Most people don't realize that insurance companies are like options/derivative houses. They collect marginal premiums upfront and on a rolling basis... essentially giving customers the option to execute their call if things go bad at very little additional cost (I.e. Deductible ~ strike price) to the customer . The major difference is that the strike for the customer is fixed, but for the insurance company variable based on the extent of the damage. Then the other problem is the insurance companies need to invest the premium they collect upfront in order to cover payouts (works great in a bull market backed by CB buying); a mass of payouts is essentially a margin call because the expected short term liabilities spike far above the cash on hand.... so they are forced to sell some of their positions**. I don't think they own much gold or silver or miners. FANG-like, index based ETFs, certain bonds... I'm worried for my family members who are confidently holding these with fat unrealized gains from the past 8 years of absurd fiat injection.
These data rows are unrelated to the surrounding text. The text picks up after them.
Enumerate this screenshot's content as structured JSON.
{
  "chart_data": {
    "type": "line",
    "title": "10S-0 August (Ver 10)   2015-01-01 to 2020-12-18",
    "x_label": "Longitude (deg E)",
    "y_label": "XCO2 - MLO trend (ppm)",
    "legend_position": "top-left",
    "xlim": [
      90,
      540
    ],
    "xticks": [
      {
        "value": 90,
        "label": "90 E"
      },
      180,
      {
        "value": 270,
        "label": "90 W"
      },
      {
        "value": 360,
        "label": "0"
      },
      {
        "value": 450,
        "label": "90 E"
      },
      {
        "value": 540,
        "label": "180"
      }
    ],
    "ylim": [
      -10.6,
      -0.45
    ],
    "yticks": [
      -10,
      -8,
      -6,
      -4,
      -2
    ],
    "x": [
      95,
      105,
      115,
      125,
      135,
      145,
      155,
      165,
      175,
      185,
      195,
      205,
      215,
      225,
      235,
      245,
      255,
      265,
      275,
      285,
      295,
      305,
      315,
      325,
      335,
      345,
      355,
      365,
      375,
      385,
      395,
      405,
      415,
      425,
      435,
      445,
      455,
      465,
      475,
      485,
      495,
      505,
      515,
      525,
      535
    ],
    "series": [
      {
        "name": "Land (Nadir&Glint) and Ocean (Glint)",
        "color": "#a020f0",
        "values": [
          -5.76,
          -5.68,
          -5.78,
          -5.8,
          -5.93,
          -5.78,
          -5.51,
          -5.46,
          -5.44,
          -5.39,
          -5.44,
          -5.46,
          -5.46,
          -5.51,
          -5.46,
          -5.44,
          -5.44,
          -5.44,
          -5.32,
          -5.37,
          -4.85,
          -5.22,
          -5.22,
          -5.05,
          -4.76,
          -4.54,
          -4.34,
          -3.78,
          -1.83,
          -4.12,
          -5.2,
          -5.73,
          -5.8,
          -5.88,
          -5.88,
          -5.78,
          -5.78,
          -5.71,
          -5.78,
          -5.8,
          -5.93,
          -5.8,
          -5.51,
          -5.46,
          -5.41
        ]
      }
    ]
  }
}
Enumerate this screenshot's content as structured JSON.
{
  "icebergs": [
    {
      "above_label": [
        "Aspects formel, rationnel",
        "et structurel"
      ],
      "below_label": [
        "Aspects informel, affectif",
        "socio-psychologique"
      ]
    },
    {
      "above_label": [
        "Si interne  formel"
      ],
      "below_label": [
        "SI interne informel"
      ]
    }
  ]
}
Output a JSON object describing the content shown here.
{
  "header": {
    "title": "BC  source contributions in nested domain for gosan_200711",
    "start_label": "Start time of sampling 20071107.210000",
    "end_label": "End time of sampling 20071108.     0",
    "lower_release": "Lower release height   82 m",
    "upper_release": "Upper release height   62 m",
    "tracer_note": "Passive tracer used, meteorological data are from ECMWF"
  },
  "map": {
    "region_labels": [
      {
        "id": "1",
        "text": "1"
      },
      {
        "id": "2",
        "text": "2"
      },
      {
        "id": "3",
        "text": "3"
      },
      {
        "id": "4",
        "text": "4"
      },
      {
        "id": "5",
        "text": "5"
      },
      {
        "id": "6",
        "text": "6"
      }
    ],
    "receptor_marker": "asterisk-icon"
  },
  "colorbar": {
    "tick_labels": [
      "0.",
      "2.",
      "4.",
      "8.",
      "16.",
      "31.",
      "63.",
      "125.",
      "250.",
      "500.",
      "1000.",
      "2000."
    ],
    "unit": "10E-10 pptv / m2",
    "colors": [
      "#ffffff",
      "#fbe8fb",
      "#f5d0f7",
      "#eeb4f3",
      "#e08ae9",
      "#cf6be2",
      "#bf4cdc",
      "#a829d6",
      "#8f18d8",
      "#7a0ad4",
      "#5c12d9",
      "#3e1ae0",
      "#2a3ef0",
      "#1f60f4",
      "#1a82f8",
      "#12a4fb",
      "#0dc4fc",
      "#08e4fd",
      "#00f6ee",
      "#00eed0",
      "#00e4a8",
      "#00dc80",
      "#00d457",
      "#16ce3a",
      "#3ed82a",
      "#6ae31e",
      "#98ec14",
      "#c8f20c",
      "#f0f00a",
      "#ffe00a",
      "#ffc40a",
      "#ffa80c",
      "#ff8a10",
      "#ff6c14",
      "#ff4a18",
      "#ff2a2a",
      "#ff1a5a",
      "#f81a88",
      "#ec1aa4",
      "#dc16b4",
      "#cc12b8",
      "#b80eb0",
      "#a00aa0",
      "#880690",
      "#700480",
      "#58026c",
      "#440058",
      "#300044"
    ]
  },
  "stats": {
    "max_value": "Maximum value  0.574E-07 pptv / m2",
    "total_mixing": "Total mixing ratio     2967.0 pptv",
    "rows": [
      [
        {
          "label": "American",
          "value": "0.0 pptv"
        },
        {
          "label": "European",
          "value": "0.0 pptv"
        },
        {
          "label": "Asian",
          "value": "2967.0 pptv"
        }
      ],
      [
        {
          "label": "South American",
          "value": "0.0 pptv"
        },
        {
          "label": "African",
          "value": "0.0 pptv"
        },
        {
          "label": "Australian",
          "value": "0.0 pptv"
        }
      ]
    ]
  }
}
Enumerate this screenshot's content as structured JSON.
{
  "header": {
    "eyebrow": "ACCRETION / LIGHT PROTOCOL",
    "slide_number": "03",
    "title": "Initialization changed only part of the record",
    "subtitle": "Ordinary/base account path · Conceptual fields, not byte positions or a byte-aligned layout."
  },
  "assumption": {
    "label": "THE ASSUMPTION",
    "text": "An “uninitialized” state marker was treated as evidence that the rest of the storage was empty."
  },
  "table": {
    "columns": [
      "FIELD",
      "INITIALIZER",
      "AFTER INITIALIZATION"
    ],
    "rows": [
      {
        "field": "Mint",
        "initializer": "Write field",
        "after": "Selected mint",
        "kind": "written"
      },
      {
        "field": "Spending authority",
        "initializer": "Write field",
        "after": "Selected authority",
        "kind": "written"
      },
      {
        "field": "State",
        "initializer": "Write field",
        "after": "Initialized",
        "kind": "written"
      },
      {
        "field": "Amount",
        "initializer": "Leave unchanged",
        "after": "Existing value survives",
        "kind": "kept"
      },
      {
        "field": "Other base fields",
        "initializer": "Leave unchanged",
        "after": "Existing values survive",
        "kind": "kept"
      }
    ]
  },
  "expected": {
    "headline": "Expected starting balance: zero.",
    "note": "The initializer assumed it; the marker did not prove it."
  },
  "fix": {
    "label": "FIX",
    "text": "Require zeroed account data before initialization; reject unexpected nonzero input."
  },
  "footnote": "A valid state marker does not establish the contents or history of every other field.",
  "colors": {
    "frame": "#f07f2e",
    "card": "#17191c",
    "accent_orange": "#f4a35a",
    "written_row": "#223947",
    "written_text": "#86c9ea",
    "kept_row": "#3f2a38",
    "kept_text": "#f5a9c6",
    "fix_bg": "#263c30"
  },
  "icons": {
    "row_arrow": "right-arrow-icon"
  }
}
**insurance companies can reduce risk by entering agreements with reinsurance companies... but now we're just displacing the original risk onto someone else ... someone gets called... because the risk is still in the systm.
Question is going to be, can certain companies --A Mega Zeitgeist Network-- operate (I.e. Literally avoid bankruptcy) if their stock loses 90% due to reversion to fair value on a PE/maturity/diseconomies-of-scale basis. AAPLs PE of 18 is understandable imo, but other companies should be within arms reach + or - . Imo those that are not will be the names that insurance/reinsurance companies liquidate first.
Or I could be wrong and printed money keeps the whole thing afloat for a while....until the confidence and value of the dollar has been diluted away.